(BUENOS AIRES).- Coudet cambió la formación de River en 24 de los 26 partidos que dirigió desde su llegada al club. La estadística expone la falta de regularidad del equipo, que viene de empatar 2-2 ante Vélez en el Monumental después de haber estado dos goles arriba.
El entrenador solo repitió una formación en dos oportunidades, ambas durante el comienzo de su ciclo. La última vez que mantuvo los mismos once de un partido al siguiente fue en abril, cuando River enfrentó a Belgrano y luego a Blooming. Desde entonces, pasaron 21 partidos sin que pudiera repetir un equipo.
Las lesiones, las suspensiones y la doble competencia obligaron a Coudet a mover piezas constantemente. A esas dificultades se sumó que algunos jugadores no pudieron ser incluidos en la lista de la Copa Sudamericana, lo que redujo todavía más las alternativas disponibles. Sin embargo, el problema no se limita a las bajas: River tampoco logró sostener un funcionamiento durante varios partidos ni definir una estructura reconocible.
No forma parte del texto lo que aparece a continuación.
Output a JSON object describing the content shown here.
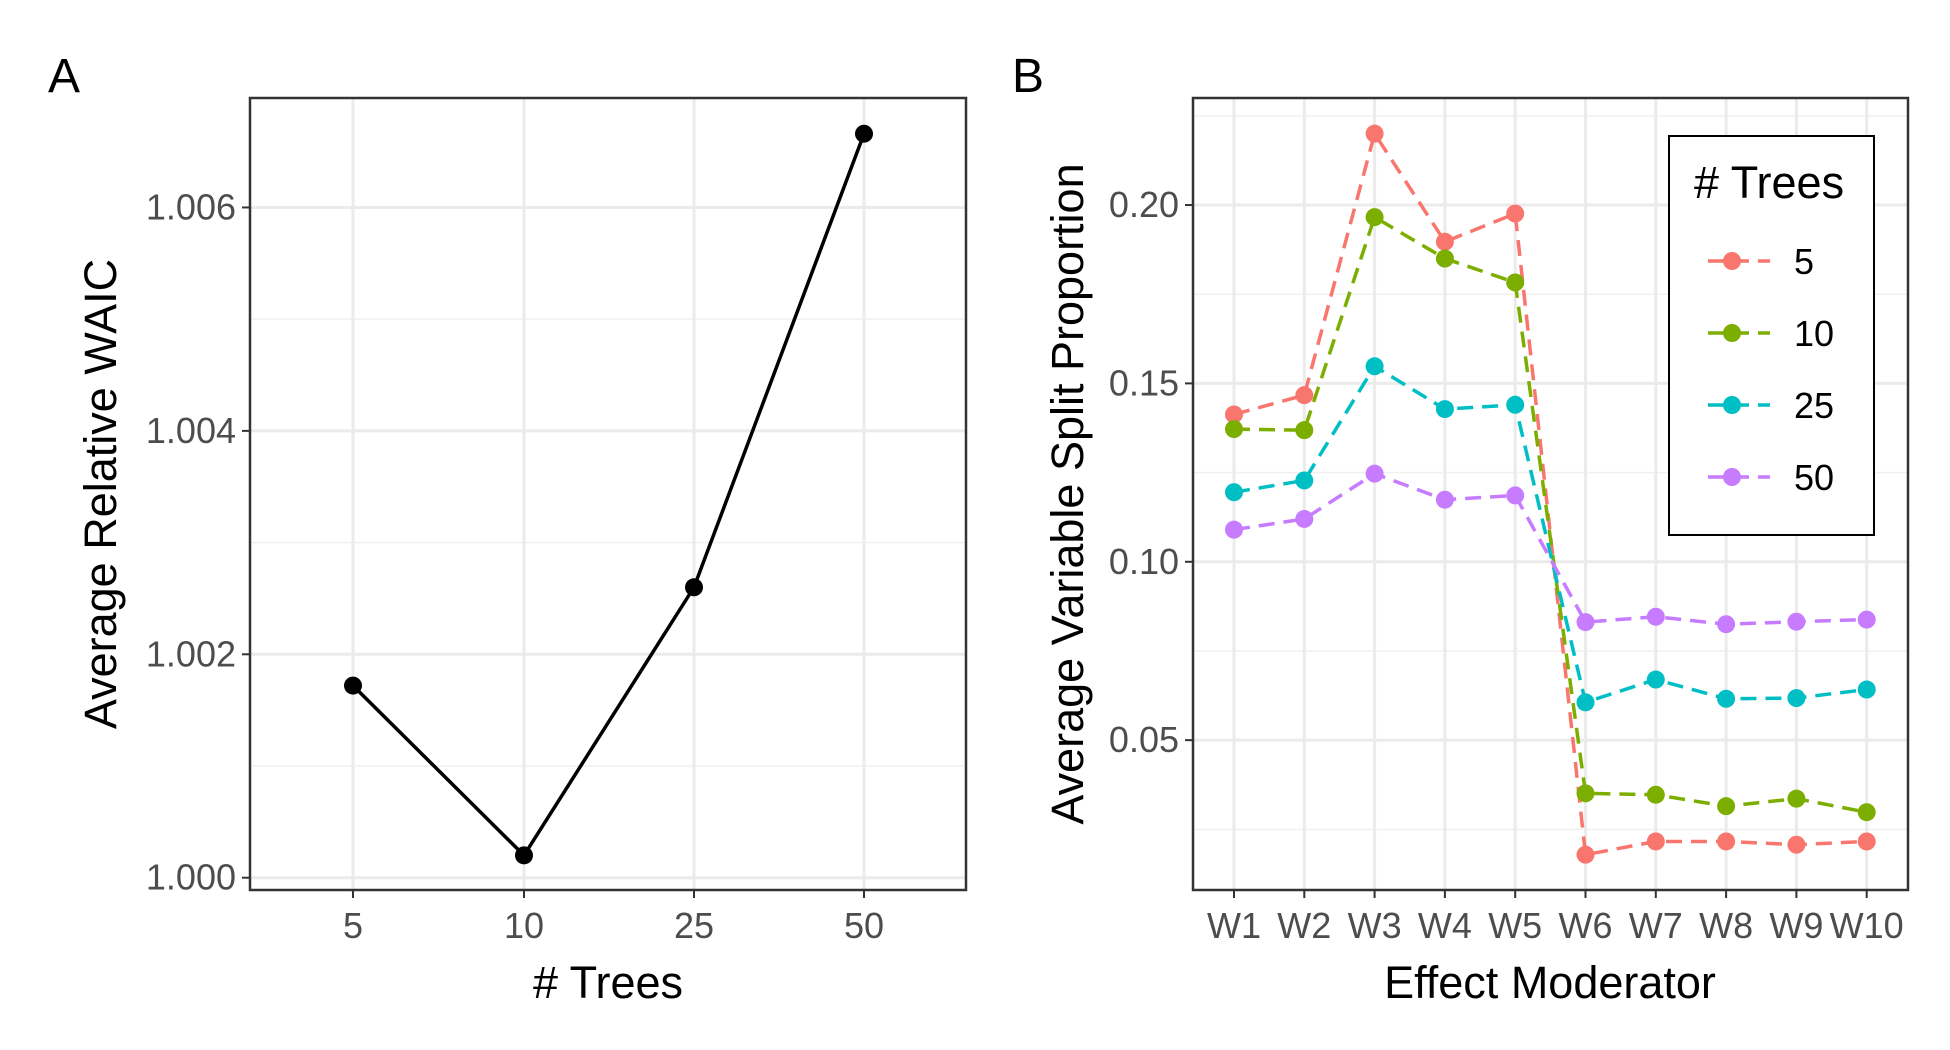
{
  "chart_data": [
    {
      "panel_label": "A",
      "type": "line",
      "xlabel": "# Trees",
      "ylabel": "Average Relative WAIC",
      "categories": [
        "5",
        "10",
        "25",
        "50"
      ],
      "values": [
        1.00172,
        1.0002,
        1.0026,
        1.00666
      ],
      "yticks": [
        1.0,
        1.002,
        1.004,
        1.006
      ],
      "ytick_labels": [
        "1.000",
        "1.002",
        "1.004",
        "1.006"
      ],
      "ylim": [
        0.99989,
        1.00698
      ],
      "grid": true,
      "color": "#000000"
    },
    {
      "panel_label": "B",
      "type": "line",
      "xlabel": "Effect Moderator",
      "ylabel": "Average Variable Split Proportion",
      "categories": [
        "W1",
        "W2",
        "W3",
        "W4",
        "W5",
        "W6",
        "W7",
        "W8",
        "W9",
        "W10"
      ],
      "yticks": [
        0.05,
        0.1,
        0.15,
        0.2
      ],
      "ytick_labels": [
        "0.05",
        "0.10",
        "0.15",
        "0.20"
      ],
      "ylim": [
        0.008,
        0.23
      ],
      "grid": true,
      "line_style": "dashed",
      "legend": {
        "title": "# Trees",
        "placement": "top-right"
      },
      "series": [
        {
          "name": "5",
          "color": "#F8766D",
          "values": [
            0.1413,
            0.1467,
            0.22,
            0.1897,
            0.1976,
            0.0179,
            0.0216,
            0.0216,
            0.0207,
            0.0216
          ]
        },
        {
          "name": "10",
          "color": "#7CAE00",
          "values": [
            0.1372,
            0.1369,
            0.1966,
            0.185,
            0.1783,
            0.0351,
            0.0347,
            0.0315,
            0.0336,
            0.0298
          ]
        },
        {
          "name": "25",
          "color": "#00BFC4",
          "values": [
            0.1195,
            0.1228,
            0.1548,
            0.1428,
            0.144,
            0.0606,
            0.067,
            0.0616,
            0.0618,
            0.0642
          ]
        },
        {
          "name": "50",
          "color": "#C77CFF",
          "values": [
            0.109,
            0.112,
            0.1247,
            0.1174,
            0.1186,
            0.0831,
            0.0846,
            0.0825,
            0.0832,
            0.0838
          ]
        }
      ]
    }
  ]
}
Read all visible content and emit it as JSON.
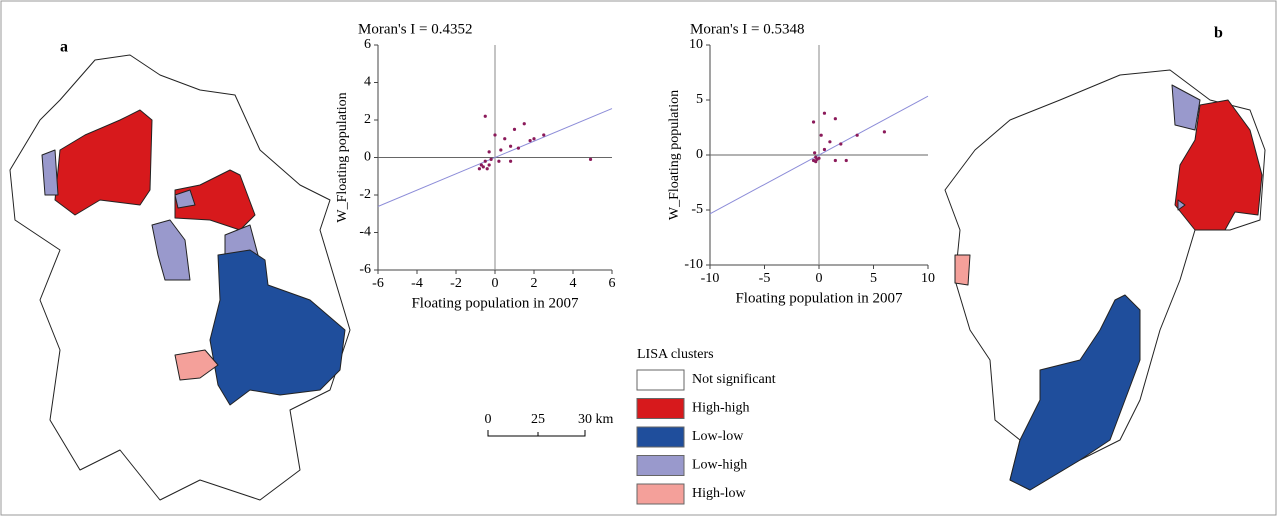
{
  "panels": [
    "a",
    "b"
  ],
  "chart_data": [
    {
      "type": "scatter",
      "title": "Moran's I = 0.4352",
      "trendline_slope": 0.4352,
      "x_label": "Floating population in 2007",
      "y_label": "W_Floating population",
      "xlim": [
        -6,
        6
      ],
      "ylim": [
        -6,
        6
      ],
      "xticks": [
        -6,
        -4,
        -2,
        0,
        2,
        4,
        6
      ],
      "yticks": [
        -6,
        -4,
        -2,
        0,
        2,
        4,
        6
      ],
      "color": "#8b1a5a",
      "x": [
        -0.5,
        0,
        0.5,
        1,
        1.5,
        2,
        2.5,
        0.3,
        0.8,
        1.2,
        -0.3,
        0.2,
        4.9,
        0.8,
        -0.6,
        -0.7,
        -0.4,
        -0.5,
        -0.3,
        1.8,
        -0.8,
        -0.2
      ],
      "y": [
        2.2,
        1.2,
        1,
        1.5,
        1.8,
        1,
        1.2,
        0.4,
        0.6,
        0.5,
        0.3,
        -0.2,
        -0.1,
        -0.2,
        -0.5,
        -0.4,
        -0.6,
        -0.2,
        -0.4,
        0.9,
        -0.6,
        -0.1
      ]
    },
    {
      "type": "scatter",
      "title": "Moran's I = 0.5348",
      "trendline_slope": 0.5348,
      "x_label": "Floating population in 2007",
      "y_label": "W_Floating population",
      "xlim": [
        -10,
        10
      ],
      "ylim": [
        -10,
        10
      ],
      "xticks": [
        -10,
        -5,
        0,
        5,
        10
      ],
      "yticks": [
        -10,
        -5,
        0,
        5,
        10
      ],
      "color": "#8b1a5a",
      "x": [
        0.5,
        1.5,
        -0.5,
        3.5,
        6,
        1,
        2,
        0.5,
        -0.3,
        -0.5,
        -0.2,
        0,
        2.5,
        1.5,
        -0.4,
        0.2,
        -0.3
      ],
      "y": [
        3.8,
        3.3,
        3,
        1.8,
        2.1,
        1.2,
        1,
        0.5,
        -0.2,
        -0.5,
        -0.4,
        -0.3,
        -0.5,
        -0.5,
        0.2,
        1.8,
        -0.6
      ]
    }
  ],
  "legend": {
    "title": "LISA clusters",
    "items": [
      {
        "name": "Not significant",
        "color": "#ffffff"
      },
      {
        "name": "High-high",
        "color": "#d7191c"
      },
      {
        "name": "Low-low",
        "color": "#1f4e9c"
      },
      {
        "name": "Low-high",
        "color": "#9999cc"
      },
      {
        "name": "High-low",
        "color": "#f4a09a"
      }
    ]
  },
  "scale_bar": {
    "labels": [
      "0",
      "25",
      "30 km"
    ]
  }
}
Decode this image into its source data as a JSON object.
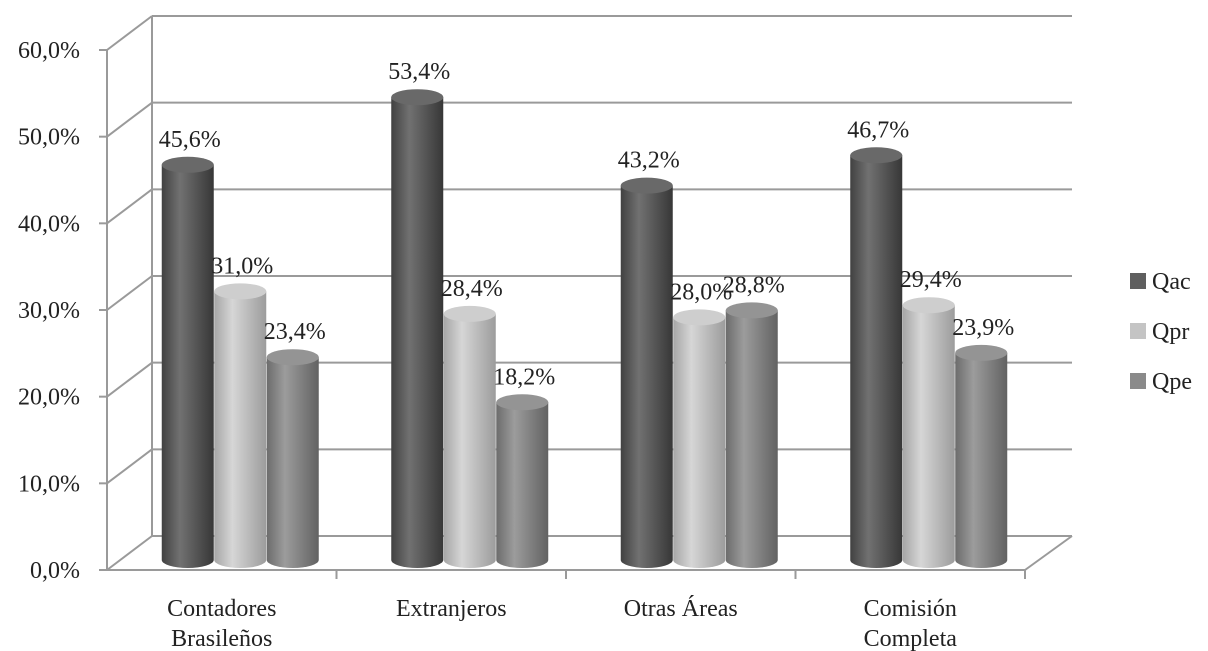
{
  "chart_data": {
    "type": "bar",
    "style": "3d-cylinder",
    "categories": [
      [
        "Contadores",
        "Brasileños"
      ],
      [
        "Extranjeros"
      ],
      [
        "Otras Áreas"
      ],
      [
        "Comisión",
        "Completa"
      ]
    ],
    "series": [
      {
        "name": "Qac",
        "values": [
          45.6,
          53.4,
          43.2,
          46.7
        ],
        "labels": [
          "45,6%",
          "53,4%",
          "43,2%",
          "46,7%"
        ],
        "color": "#5f5f5f"
      },
      {
        "name": "Qpr",
        "values": [
          31.0,
          28.4,
          28.0,
          29.4
        ],
        "labels": [
          "31,0%",
          "28,4%",
          "28,0%",
          "29,4%"
        ],
        "color": "#c4c4c4"
      },
      {
        "name": "Qpe",
        "values": [
          23.4,
          18.2,
          28.8,
          23.9
        ],
        "labels": [
          "23,4%",
          "18,2%",
          "28,8%",
          "23,9%"
        ],
        "color": "#8a8a8a"
      }
    ],
    "y_ticks": [
      "0,0%",
      "10,0%",
      "20,0%",
      "30,0%",
      "40,0%",
      "50,0%",
      "60,0%"
    ],
    "ylim": [
      0,
      60
    ],
    "grid": true,
    "legend": "right"
  }
}
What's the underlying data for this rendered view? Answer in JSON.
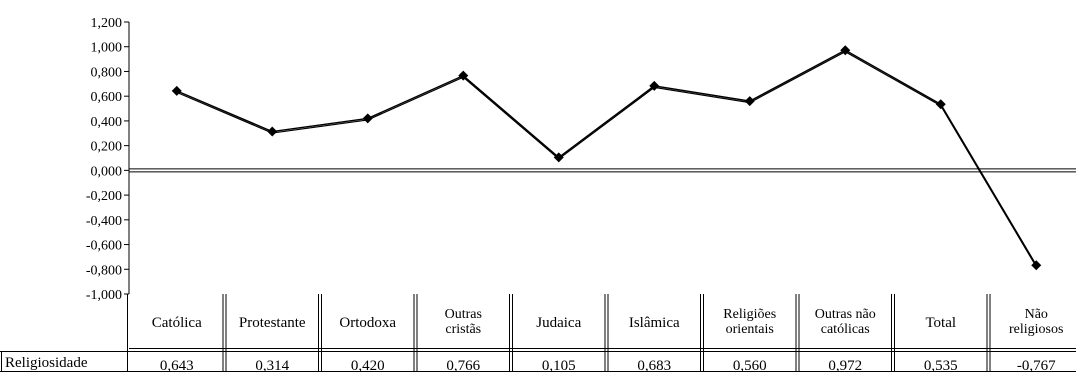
{
  "chart_data": {
    "type": "line",
    "categories": [
      [
        "Católica"
      ],
      [
        "Protestante"
      ],
      [
        "Ortodoxa"
      ],
      [
        "Outras",
        "cristãs"
      ],
      [
        "Judaica"
      ],
      [
        "Islâmica"
      ],
      [
        "Religiões",
        "orientais"
      ],
      [
        "Outras não",
        "católicas"
      ],
      [
        "Total"
      ],
      [
        "Não",
        "religiosos"
      ]
    ],
    "series": [
      {
        "name": "Religiosidade",
        "values": [
          0.643,
          0.314,
          0.42,
          0.766,
          0.105,
          0.683,
          0.56,
          0.972,
          0.535,
          -0.767
        ],
        "labels": [
          "0,643",
          "0,314",
          "0,420",
          "0,766",
          "0,105",
          "0,683",
          "0,560",
          "0,972",
          "0,535",
          "-0,767"
        ]
      }
    ],
    "ylim": [
      -1.0,
      1.2
    ],
    "ytick_values": [
      1.2,
      1.0,
      0.8,
      0.6,
      0.4,
      0.2,
      0.0,
      -0.2,
      -0.4,
      -0.6,
      -0.8,
      -1.0
    ],
    "ytick_labels": [
      "1,200",
      "1,000",
      "0,800",
      "0,600",
      "0,400",
      "0,200",
      "0,000",
      "-0,200",
      "-0,400",
      "-0,600",
      "-0,800",
      "-1,000"
    ],
    "title": "",
    "xlabel": "",
    "ylabel": "",
    "grid": false,
    "legend": "data-table-row"
  }
}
El arranque del segundo semestre muestra la magnitud de las variantes. Coudet realizó cinco cambios ante Aldosivi, tres contra Barracas Central, cuatro frente a Gimnasia, seis ante Rosario Central, cinco ante Tigre, uno contra Argentinos, cinco ante Independiente Santa Fe y otros cinco frente a Vélez. En esos ocho encuentros, el promedio fue de 4,25 modificaciones por partido y River solamente ganó uno. La serie refleja que las modificaciones no lograron traducirse en una mejora sostenida de los resultados.
La situación contrasta con el inicio del ciclo. En marzo, Coudet había encontrado rápidamente una base: Beltrán; Montiel, Martínez Quarta, Rivero, Acuña; Moreno y Vera; Páez, Galván, Subiabre; y Driussi. Esa formación comenzó jugando ante Huracán y volvió a hacerlo tres días después frente a Sarmiento, antes de repetirse ante Belgrano y Blooming. La estabilidad, sin embargo, duró poco y las variantes se transformaron en una constante.
El empate ante Vélez también dejó expuesta otra de las críticas al entrenador. River tuvo un buen primer tiempo, se puso 2-0 arriba y parecía controlar el partido, pero perdió respuestas cuando el rival comenzó a crecer. Coudet fue cuestionado por la poca reacción desde el banco durante el segundo tiempo y por tardar en mover a sus suplentes, mientras varios futbolistas del equipo evidenciaban el desgaste acumulado. El equipo pasó de controlar el desarrollo a no poder sostener la ventaja conseguida en la primera mitad.
La revancha ante Independiente Santa Fe aparece como el próximo examen. Después del 0-0 en Colombia, River necesita ganar en el Monumental para avanzar directamente a los cuartos de final de la Copa Sudamericana, una competencia que puede definir el futuro inmediato de Coudet. El equipo también está lejos de los primeros puestos del Torneo Clausura, por lo que necesita encontrar respuestas en una serie que puede modificar su escenario deportivo.